An Official Statistics publication, the bulletin focuses on key modules contained within the NISCTS relating to:

  • experience of crime.
  • perceptions of crime.
  • perceptions of policing and justice.

Key Findings

  • Results from the 2021/22 NISCTS indicate that most adults/households did not experience a crime asked about in the survey. Latest findings estimate that 3.8% were victims of at least one crime measured through the survey during the 12 months prior to interview, on a par with the 2020/21 rate of 3.9%. An estimated 60,000 incidents of crime occurred during the 12-month recall periods for NISCTS 2021/22.
  • Respondents from 2021/22 were again more positive in their perception of crime trends in their local area than at the regional level. A quarter, 25%, believed local crime levels had increased in the preceding two years compared with 57% considering crime in Northern Ireland as a whole to have risen.
  • Findings indicate that 7% of participants perceived the level of anti-social behaviour in their local area to be high, similar to the 2020/21 figure of 6%. Rubbish or litter lying around (31%) and people using or dealing drugs (26%) were again most commonly identified as problems in the local area.
  • One-in-ten (10%) respondents expressed a high level of worry about violent crime with a similar proportion, 8%, very worried about becoming a victim of burglary.

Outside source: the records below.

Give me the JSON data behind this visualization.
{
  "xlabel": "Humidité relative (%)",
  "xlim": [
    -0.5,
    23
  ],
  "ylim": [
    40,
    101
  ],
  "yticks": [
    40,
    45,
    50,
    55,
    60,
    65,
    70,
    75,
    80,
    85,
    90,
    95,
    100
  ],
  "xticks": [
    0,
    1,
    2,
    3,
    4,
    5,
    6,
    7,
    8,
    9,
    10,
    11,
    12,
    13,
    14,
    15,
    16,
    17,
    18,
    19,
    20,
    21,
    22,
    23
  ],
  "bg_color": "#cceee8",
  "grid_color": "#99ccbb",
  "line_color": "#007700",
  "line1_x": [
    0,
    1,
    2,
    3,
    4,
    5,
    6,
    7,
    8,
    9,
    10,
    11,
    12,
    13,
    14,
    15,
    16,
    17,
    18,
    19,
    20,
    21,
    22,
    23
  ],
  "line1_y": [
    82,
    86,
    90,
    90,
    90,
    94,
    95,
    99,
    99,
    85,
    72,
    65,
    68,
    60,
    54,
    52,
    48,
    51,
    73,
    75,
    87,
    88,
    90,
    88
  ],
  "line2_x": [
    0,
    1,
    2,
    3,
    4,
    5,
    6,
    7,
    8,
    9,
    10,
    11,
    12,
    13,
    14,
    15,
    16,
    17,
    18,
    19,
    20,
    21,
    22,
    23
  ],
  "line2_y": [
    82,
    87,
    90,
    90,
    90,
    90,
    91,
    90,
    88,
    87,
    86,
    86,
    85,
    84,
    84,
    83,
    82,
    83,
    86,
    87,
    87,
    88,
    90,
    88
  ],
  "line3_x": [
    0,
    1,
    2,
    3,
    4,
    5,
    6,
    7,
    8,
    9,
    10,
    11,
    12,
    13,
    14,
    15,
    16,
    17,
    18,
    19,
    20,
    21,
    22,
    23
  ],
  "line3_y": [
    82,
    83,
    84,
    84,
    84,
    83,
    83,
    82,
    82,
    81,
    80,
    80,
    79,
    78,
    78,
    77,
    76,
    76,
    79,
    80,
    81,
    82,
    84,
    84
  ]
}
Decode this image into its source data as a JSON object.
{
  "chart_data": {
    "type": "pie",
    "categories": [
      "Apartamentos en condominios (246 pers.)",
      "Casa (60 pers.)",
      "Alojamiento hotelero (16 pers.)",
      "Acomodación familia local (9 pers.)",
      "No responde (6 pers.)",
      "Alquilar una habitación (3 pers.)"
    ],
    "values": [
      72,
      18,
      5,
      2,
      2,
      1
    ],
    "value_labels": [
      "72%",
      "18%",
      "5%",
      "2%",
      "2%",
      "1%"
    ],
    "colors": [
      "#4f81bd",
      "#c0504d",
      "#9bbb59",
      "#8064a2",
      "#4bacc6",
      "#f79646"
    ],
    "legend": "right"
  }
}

Of vehicle owners, 6% were very worried about becoming a victim of car crime. None of these three indicators showed a statistically significant change from the previous year. At 73%, the majority of 2021/22 respondents felt fear of crime has a minimal effect on their quality of life, unchanged from 2020/21, also 73%.
  • Overall public confidence in the police and police accountability arrangements (based on a seven-strand composite measure) was 82% in 2021/22, down from 86% in 2020/21. Six of the seven indicators that comprise the composite measure showed a statistically significant decrease over the same period.
  • In terms of the local police, findings suggest that, in 2021/22, 55% rated their local police as doing an excellent or good job, a decrease from 62% in 2020/21. When asked about overall confidence in their local police, the proportion of respondents who stated that, when taking everything into account, they had confidence in the police in their area, fell from 75% to 72%.
  • With regards to community engagement, a decrease was also observed in the proportion agreeing that the police and other agencies 'seek people's views about the anti-social behaviour (ASB) and crime issues that matter', which fell from 42% to 38% between 2020/21 and 2021/22; the proportion of 2021/22 respondents agreeing these issues are being dealt with (47%) showed no statistically significant change from last year (50%).
  • When asked about the criminal justice system (CJS), the proportion of respondents who were very or fairly confident that the CJS as a whole in Northern Ireland is effective was 64%, on a par with the 2020/21 rating of 67%. The proportion confident that the CJS as a whole is fair, however, fell between the two survey years, showing a statistically significant decrease from 73% to 66%.